Festival Türkiye’nin çok renkli gerçek içyüzünü anlatmayı, insanlarını ve kültürlerini Doğu İngiltere ve ötesindeki izleyicilerle buluşturmayı ve ülke hakkındaki olumsuz yargıları sorgulamayı amaçlıyor. Türkiye’nin, farklı kültür, dil ve inançlarıyla Türkler, Kürtler, Lazlar, Çerkezler, Rumlar, Ermeniler, Araplar ve Kıbrıslı Türklerinden oluşan etnik mozaiğinin değeri Britanya’da pek bilinmiyor.
TOA ülkenin göz alıcı coğrafyasını, İstanbul ve Adana gibi büyük şehirlerden Ege ve Akdeniz kıyılarına, Karadeniz yaylalarına ve Anadolu ovalarına uzanarak gösteriyor. Festivalin cesur programı da hayati konulara odaklanıyor: Siyasi eylem, suç, alternatif hayat tarzları, gençlik kültürü, sınıf, göç, mülteciler, din, kırsal yaşam, kentleşme ve insan hakları.
“Türkiye’nin uzun bir sinema tarihi var ve aktif bir bağımsız film sektörüne sahip. Ama bu maalesef Britanya’da pek bilinmiyor, çünkü Türk filmleri Londra dışında nadiren izleyiciyle buluşuyor. Bu da sinemacıların bilinmemesine ve izleyicinin bilgisiz kalmasına neden oluyor” diyen Güzelpınar, şöyle devam etti: “TOA’nın esas amaçlarından birisi, Britanyalı izleyiciyi Türkiye’den filmlerle tanıştırmak. Böylece birçoğu için yeni ve farklı olan bir kültürü keşfedebilirler.
Ayrıca, ülke hakkındaki yaygın klişelere ve yanılgılara da karşı çıkmak istiyoruz.” Koronavirüs pandemisi yüzünden 2020’de yapılamayan festivalin organizatörleri, kolay olmayarak da olsa bu sene tüm filmleri çevrimiçi gösterme kararı aldı. İzleyiciler ve sinemacılarla fiziksel etkileşim eksikliğinin getirdiği hayal kırıklığını, sanal bir film festivalinin çok daha fazla izleyiciye ulaşması ve dünyanın her yerinden erişimle küresel olma imkânı telafi ediyor.

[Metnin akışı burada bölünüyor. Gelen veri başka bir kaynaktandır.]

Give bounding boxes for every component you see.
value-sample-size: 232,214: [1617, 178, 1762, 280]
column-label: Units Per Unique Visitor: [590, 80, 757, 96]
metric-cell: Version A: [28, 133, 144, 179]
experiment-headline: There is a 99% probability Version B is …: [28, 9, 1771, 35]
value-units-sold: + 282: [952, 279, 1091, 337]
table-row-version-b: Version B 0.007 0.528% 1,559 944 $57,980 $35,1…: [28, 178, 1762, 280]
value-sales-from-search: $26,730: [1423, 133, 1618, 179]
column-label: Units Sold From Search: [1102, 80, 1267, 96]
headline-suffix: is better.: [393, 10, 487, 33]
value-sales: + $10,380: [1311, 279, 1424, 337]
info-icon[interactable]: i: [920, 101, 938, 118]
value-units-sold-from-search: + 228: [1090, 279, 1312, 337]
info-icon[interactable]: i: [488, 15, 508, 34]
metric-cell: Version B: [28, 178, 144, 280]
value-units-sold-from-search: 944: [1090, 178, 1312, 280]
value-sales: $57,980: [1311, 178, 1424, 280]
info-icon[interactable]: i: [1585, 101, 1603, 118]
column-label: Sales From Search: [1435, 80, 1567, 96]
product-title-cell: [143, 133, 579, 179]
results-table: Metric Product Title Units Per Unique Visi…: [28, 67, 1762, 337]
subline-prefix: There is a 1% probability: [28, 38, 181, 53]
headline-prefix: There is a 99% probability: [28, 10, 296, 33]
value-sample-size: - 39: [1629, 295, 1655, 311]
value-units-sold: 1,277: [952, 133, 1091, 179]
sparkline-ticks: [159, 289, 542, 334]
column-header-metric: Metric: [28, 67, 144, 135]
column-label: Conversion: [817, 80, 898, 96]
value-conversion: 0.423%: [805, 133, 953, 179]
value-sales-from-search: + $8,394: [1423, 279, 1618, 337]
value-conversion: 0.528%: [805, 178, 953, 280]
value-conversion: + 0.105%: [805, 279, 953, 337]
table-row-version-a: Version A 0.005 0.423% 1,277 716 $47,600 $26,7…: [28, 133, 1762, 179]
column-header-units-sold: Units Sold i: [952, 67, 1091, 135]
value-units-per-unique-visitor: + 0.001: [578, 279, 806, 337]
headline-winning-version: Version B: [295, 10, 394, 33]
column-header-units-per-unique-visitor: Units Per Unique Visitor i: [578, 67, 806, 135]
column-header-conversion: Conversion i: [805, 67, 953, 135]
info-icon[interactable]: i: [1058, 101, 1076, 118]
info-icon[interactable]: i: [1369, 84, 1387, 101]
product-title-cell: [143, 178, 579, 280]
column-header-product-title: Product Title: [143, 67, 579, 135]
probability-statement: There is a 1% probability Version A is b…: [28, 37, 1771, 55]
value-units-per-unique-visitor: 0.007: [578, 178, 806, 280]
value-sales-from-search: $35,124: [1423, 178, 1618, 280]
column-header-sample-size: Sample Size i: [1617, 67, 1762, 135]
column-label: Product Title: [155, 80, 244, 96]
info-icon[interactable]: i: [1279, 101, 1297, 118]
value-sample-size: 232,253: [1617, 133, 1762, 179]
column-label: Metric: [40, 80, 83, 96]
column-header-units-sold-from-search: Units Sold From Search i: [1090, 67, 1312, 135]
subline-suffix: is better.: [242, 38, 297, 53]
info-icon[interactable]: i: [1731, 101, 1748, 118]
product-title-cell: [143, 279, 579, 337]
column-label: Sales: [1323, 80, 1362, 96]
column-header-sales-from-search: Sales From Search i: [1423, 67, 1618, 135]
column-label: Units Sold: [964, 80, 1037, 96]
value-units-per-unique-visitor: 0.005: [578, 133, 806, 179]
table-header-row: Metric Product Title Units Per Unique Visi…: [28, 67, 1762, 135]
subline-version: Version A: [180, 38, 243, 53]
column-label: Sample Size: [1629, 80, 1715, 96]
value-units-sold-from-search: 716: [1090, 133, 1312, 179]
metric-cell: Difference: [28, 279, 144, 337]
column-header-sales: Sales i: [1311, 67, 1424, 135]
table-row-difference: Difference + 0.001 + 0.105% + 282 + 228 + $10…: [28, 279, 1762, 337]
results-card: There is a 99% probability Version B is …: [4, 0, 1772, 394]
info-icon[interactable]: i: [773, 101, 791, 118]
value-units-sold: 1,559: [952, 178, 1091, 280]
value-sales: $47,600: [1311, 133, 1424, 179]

18-30 yaş grubu için projelerde uzmanlaşan, Cambridge’deki vakıf Balık Arts, TOA’nın merkezine yine gençleri koyacak. 2021 programında yer alacak yeni film yönetmenlerini seçecek olan, gençlerin öncülüğündeki festival, onlara festival organizatörü olarak pratik beceriler geliştirmeleri için imkân sunarken, daha genç izleyicileri de Türkiye sineması ile buluşturmayı amaçlıyor.